A DataFrame or ~gpd.GeoDataFrame containing the requested US Census data.

property frac_not: str: Should we return 1 - fraction instead of fraction.

property frac_prefix: str: The prefix to prepend to fractional variables.

groups_to_download() → List[Tuple[str, bool]][source]

Return the names of groups of variables that need to be downloaded from the U.S. Census API.

Return type:: The names of groups to download.

classmethod load_yaml(path: str | Path)[source]: Load a YAML file containing a VariableSpec.

synthesize(df_downloaded: <Mock name='mock.DataFrame' id='140351106196176'> | <Mock name='mock.GeoDataFrame' id='140351106196272'>) → None[source]

Post-process after downloading to compute variables like fractional variables are constructed.

Parameters:: df_downloaded – A data frame of variables that were downloaded.

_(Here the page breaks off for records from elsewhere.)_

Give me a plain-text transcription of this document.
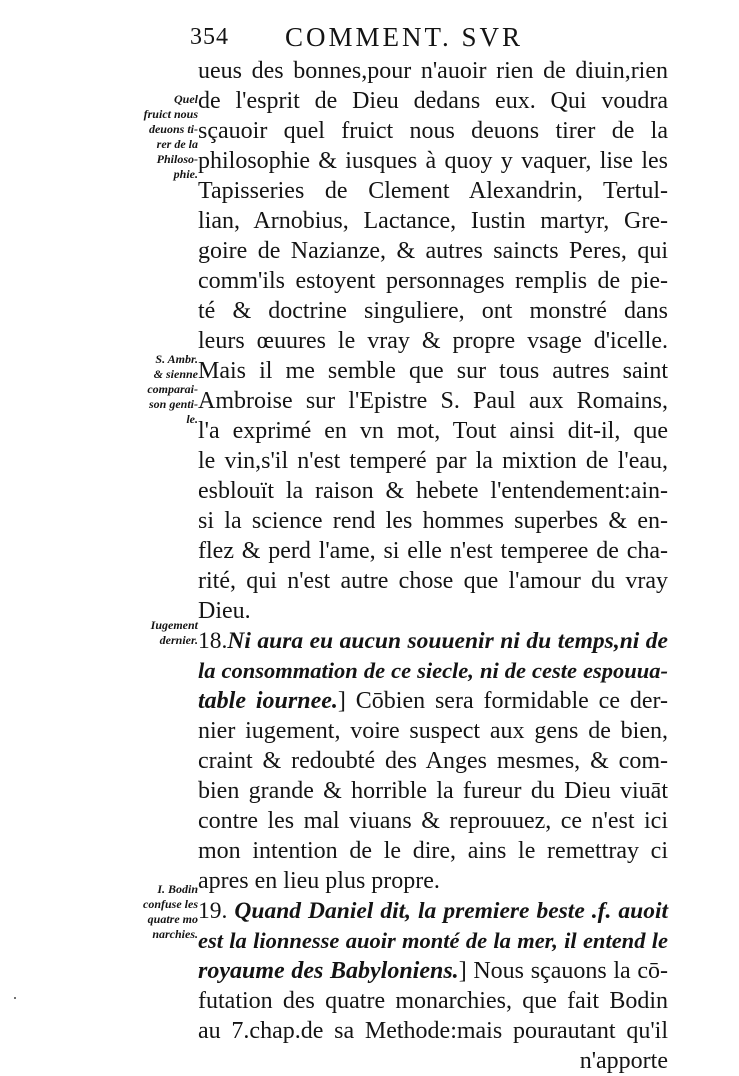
354 COMMENT. SVR
Quel
fruict nous
deuons ti-
rer de la
Philoso-
phie.
S. Ambr.
& sienne
comparai-
son genti-
le.
Iugement
dernier.
I. Bodin
confuse les
quatre mo
narchies.
ueus des bonnes,pour n'auoir rien de diuin,rien
de l'esprit de Dieu dedans eux. Qui voudra
sçauoir quel fruict nous deuons tirer de la
philosophie & iusques à quoy y vaquer, lise les
Tapisseries de Clement Alexandrin, Tertul-
lian, Arnobius, Lactance, Iustin martyr, Gre-
goire de Nazianze, & autres saincts Peres, qui
comm'ils estoyent personnages remplis de pie-
té & doctrine singuliere, ont monstré dans
leurs œuures le vray & propre vsage d'icelle.
Mais il me semble que sur tous autres saint
Ambroise sur l'Epistre S. Paul aux Romains,
l'a exprimé en vn mot, Tout ainsi dit-il, que
le vin,s'il n'est temperé par la mixtion de l'eau,
esblouït la raison & hebete l'entendement:ain-
si la science rend les hommes superbes & en-
flez & perd l'ame, si elle n'est temperee de cha-
rité, qui n'est autre chose que l'amour du vray
Dieu.
18.Ni aura eu aucun souuenir ni du temps,ni de
la consommation de ce siecle, ni de ceste espouua-
table iournee.] Cōbien sera formidable ce der-
nier iugement, voire suspect aux gens de bien,
craint & redoubté des Anges mesmes, & com-
bien grande & horrible la fureur du Dieu viuāt
contre les mal viuans & reprouuez, ce n'est ici
mon intention de le dire, ains le remettray ci
apres en lieu plus propre.
19. Quand Daniel dit, la premiere beste .f. auoit
est la lionnesse auoir monté de la mer, il entend le
royaume des Babyloniens.] Nous sçauons la cō-
futation des quatre monarchies, que fait Bodin
au 7.chap.de sa Methode:mais pourautant qu'il
n'apporte
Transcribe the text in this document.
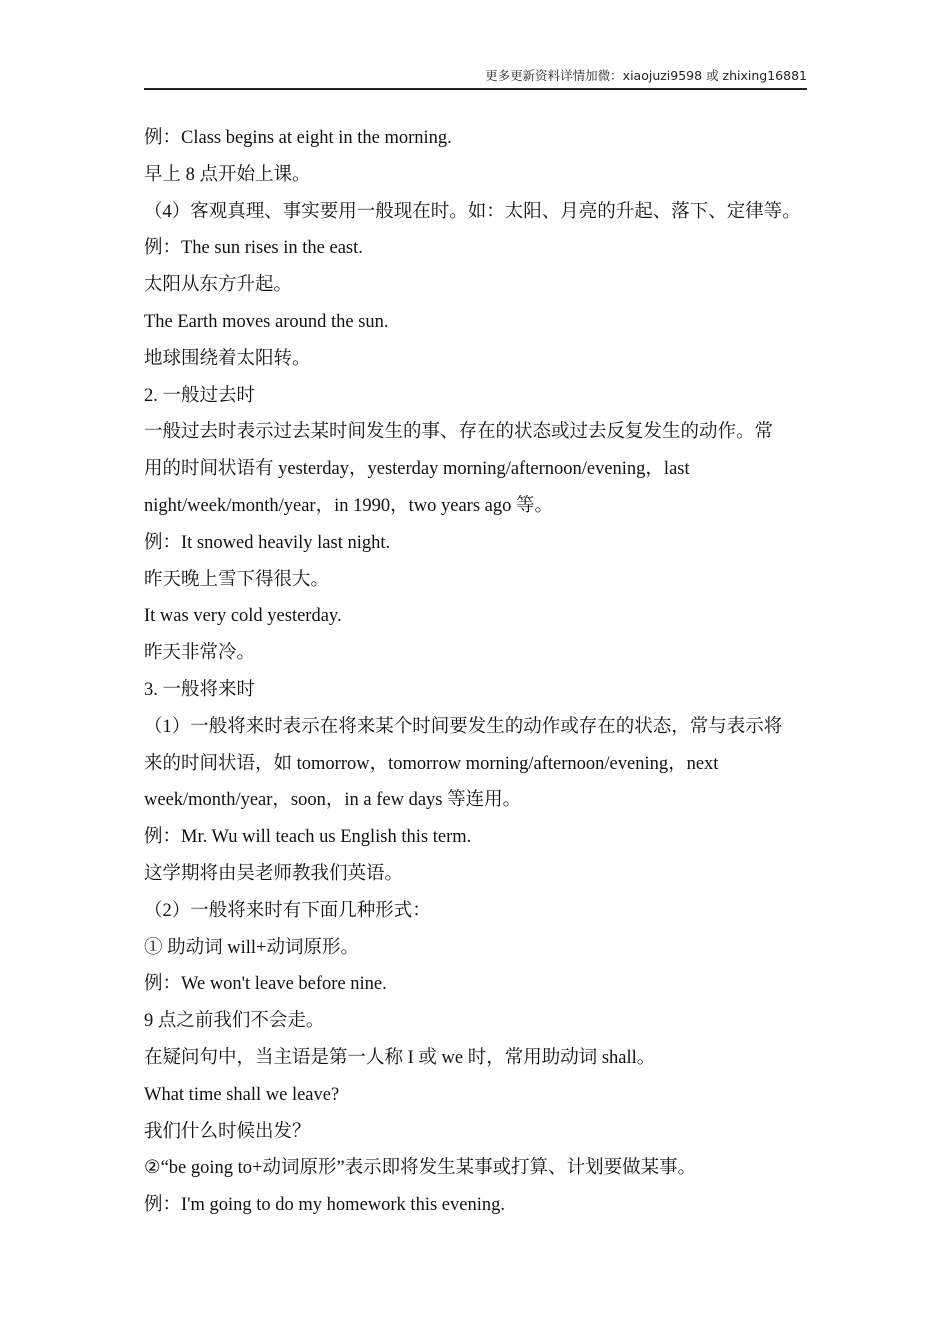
更多更新资料详情加微：xiaojuzi9598 或 zhixing16881
例：Class begins at eight in the morning.
早上 8 点开始上课。
（4）客观真理、事实要用一般现在时。如：太阳、月亮的升起、落下、定律等。
例：The sun rises in the east.
太阳从东方升起。
The Earth moves around the sun.
地球围绕着太阳转。
2. 一般过去时
一般过去时表示过去某时间发生的事、存在的状态或过去反复发生的动作。常
用的时间状语有 yesterday，yesterday morning/afternoon/evening，last
night/week/month/year，in 1990，two years ago 等。
例：It snowed heavily last night.
昨天晚上雪下得很大。
It was very cold yesterday.
昨天非常冷。
3. 一般将来时
（1）一般将来时表示在将来某个时间要发生的动作或存在的状态，常与表示将
来的时间状语，如 tomorrow，tomorrow morning/afternoon/evening，next
week/month/year，soon，in a few days 等连用。
例：Mr. Wu will teach us English this term.
这学期将由吴老师教我们英语。
（2）一般将来时有下面几种形式：
① 助动词 will+动词原形。
例：We won't leave before nine.
9 点之前我们不会走。
在疑问句中，当主语是第一人称 I 或 we 时，常用助动词 shall。
What time shall we leave?
我们什么时候出发？
②“be going to+动词原形”表示即将发生某事或打算、计划要做某事。
例：I'm going to do my homework this evening.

Any systhesized variables are added as new columns.
Return type:: None. Any additions are made in-place in df_downloaded.

variables_to_download() → List[str][source]: Return a list of the variables that need to be downloaded from the U.S. Census API.

class censusdis.cli.yamlspec.VariableSpecCollection(variable_specs: Iterable[VariableSpec])[source]

Bases: VariableSpec

Specification built on top of a collection of other :py:class:`~VariableSpec`s.

When downloading, all the groups and all the variables specified in any of the constituent specs will be downloaded.

Parameters:: variable_specs – A collection of other :py:class:`~VariableSpec`s.

groups_to_download() → List[Tuple[str, bool]][source]

Return the names of groups of variables that need to be downloaded from the U.S. Census API.

The result is a list of the unique groups returned by all the VariableSpec’s given at construction time.

Return type:: The names of groups to download.

synthesize(df_downloaded: <Mock name='mock.DataFrame' id='140351106196176'> | <Mock name='mock.GeoDataFrame' id='140351106196272'>)[source]

Post-process after downloading to compute variables like fractional variables are constructed.

We do this by calling synthesize on each of our constituent variable specifications.

Parameters:: df_downloaded – A data frame of variables that were downloaded. Any systhesized variables are added as new columns.
Return type:: None. Any additions are made in-place in df_downloaded.

variables_to_download() → List[str][source]

Return a list of the variables that need to be downloaded from the U.S. Census API.

Returns all the variables to be downloaded by the VariableSpec’s in the collection.